The first decision tree model was constructed using rm (the average number of rooms per dwelling) as the primary predictor. The output indicated that the first split occurred at a threshold of 6.941 rooms, leading to two distinct branches of the tree. The deviance values indicated that the model successfully segmented the dataset, with predictions of the median home values reflecting significant variance depending on the rooms available. The nodes further split based on lstat (percentage of lower status of the population) and nox (nitric oxides concentration), showcasing how this predictor interacted with others to refine predictions. The final predictions varied significantly at terminal nodes, suggesting a complex relationship where lower median values were predicted for homes with fewer rooms and higher levels of lstat.
In contrast, when constructing the second decision tree model, I included age (the proportion of owner-occupied units built prior to 1940) as the primary predictor. This model, like the previous one, began with rm but took a different path after the initial split. The results illustrated how changing the primary predictor influenced the tree’s structure and the median values predicted. The nodes reflected how lstat and rm interacted differently, leading to alternative outcomes at terminal nodes. This change in features significantly affected the model’s bias and variance. The bias, which represents the error due to overly simplistic assumptions in the learning algorithm, appeared reduced when utilizing predictors that capture the underlying data variability more effectively. Conversely, variance increased as the model became more sensitive to fluctuations in the training dataset.
The random forest model, leveraging an ensemble of decision trees, produced more reliable predictions than the individual trees. The output demonstrated a mean of squared residuals of 10.97856, with an impressive 86.68% of variance explained. This model benefitted from lower bias due to its ensemble nature while also managing variance through averaging multiple decision trees, reducing the risk of overfitting present in single tree models.
The performance improvement observed in the random forest model highlights the advantage of combining multiple trees, which can enhance model robustness and reduce variance significantly. In contrast, individual decision trees showed greater susceptibility to overfitting, especially when influenced by specific features like rm, age, or lstat.

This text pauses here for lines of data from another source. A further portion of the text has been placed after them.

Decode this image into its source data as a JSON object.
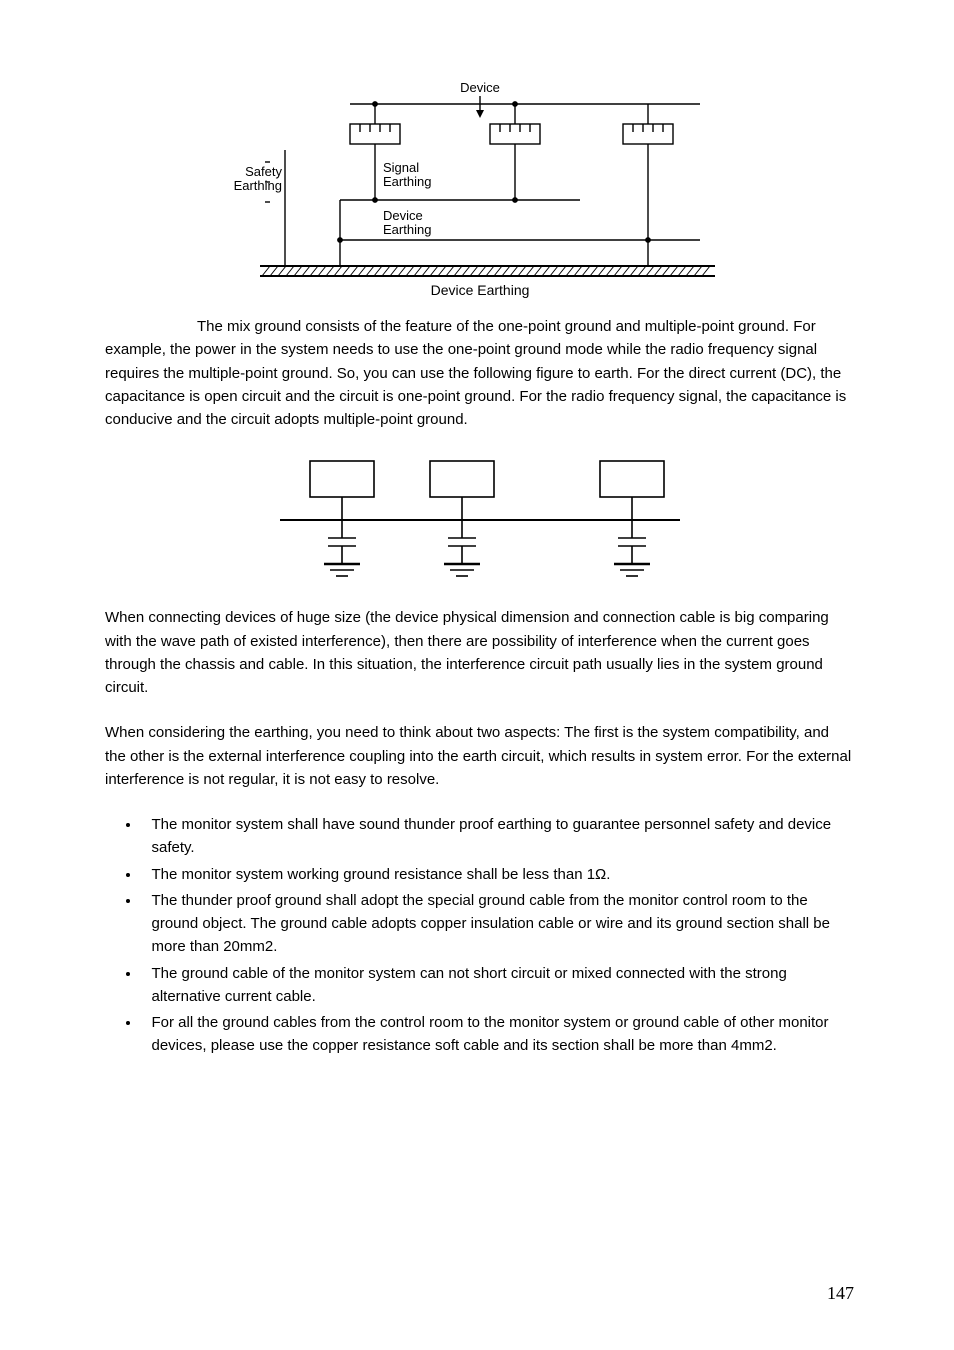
{
  "figure1": {
    "label_device_top": "Device",
    "label_safety_earthing": "Safety\nEarthing",
    "label_signal_earthing": "Signal\nEarthing",
    "label_device_earthing_mid": "Device\nEarthing",
    "caption": "Device Earthing"
  },
  "paragraphs": {
    "p1": "The mix ground consists of the feature of the one-point ground and multiple-point ground. For example, the power in the system needs to use the one-point ground mode while the radio frequency signal requires the multiple-point ground.  So, you can use the following figure to earth. For the direct current (DC), the capacitance is open circuit and the circuit is one-point ground. For the radio frequency signal, the capacitance is conducive and the circuit adopts multiple-point ground.",
    "p2": "When connecting devices of huge size (the device physical dimension and connection cable is big comparing with the wave path of existed interference), then there are possibility of interference when the current goes through the chassis and cable. In this situation, the interference circuit path usually lies in the system ground circuit.",
    "p3": "When considering the earthing, you need to think about two aspects: The first is the system compatibility, and the other is the external interference coupling into the earth circuit, which results in system error. For the external interference is not regular, it is not easy to resolve."
  },
  "bullets": [
    "The monitor system shall have sound thunder proof earthing to guarantee personnel safety and device safety.",
    "The monitor system working ground resistance shall be less than 1Ω.",
    "The thunder proof ground shall adopt the special ground cable from the monitor control room to the ground object. The ground cable adopts copper insulation cable or wire and its ground section shall be more than 20mm2.",
    "The ground cable of the monitor system can not short circuit or mixed connected with the strong alternative current cable.",
    "For all the ground cables from the control room to the monitor system or ground cable of other monitor devices, please use the copper resistance soft cable and its section shall be more than 4mm2."
  ],
  "page_number": "147"
}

In addressing concerns related to changes and version control of decision trees, I would implement tools that facilitate continuous improvement. Version control systems, such as Git, can help track changes in model architecture and features over time, ensuring that the decision trees do not lose their effectiveness. Additionally, I would establish a standardized approach for creating and evaluating decision trees, utilizing established performance metrics and validation techniques to maintain model integrity.
To manage complexity, employing automated pipelines for data preprocessing, model training, and evaluation would streamline the process, ensuring consistency and repeatability. Regular audits of model performance against new data, alongside retraining protocols when necessary, would further enhance reliability. These strategies will help ensure that the decision tree models remain effective over time, adapting to new data and maintaining accuracy in predictions.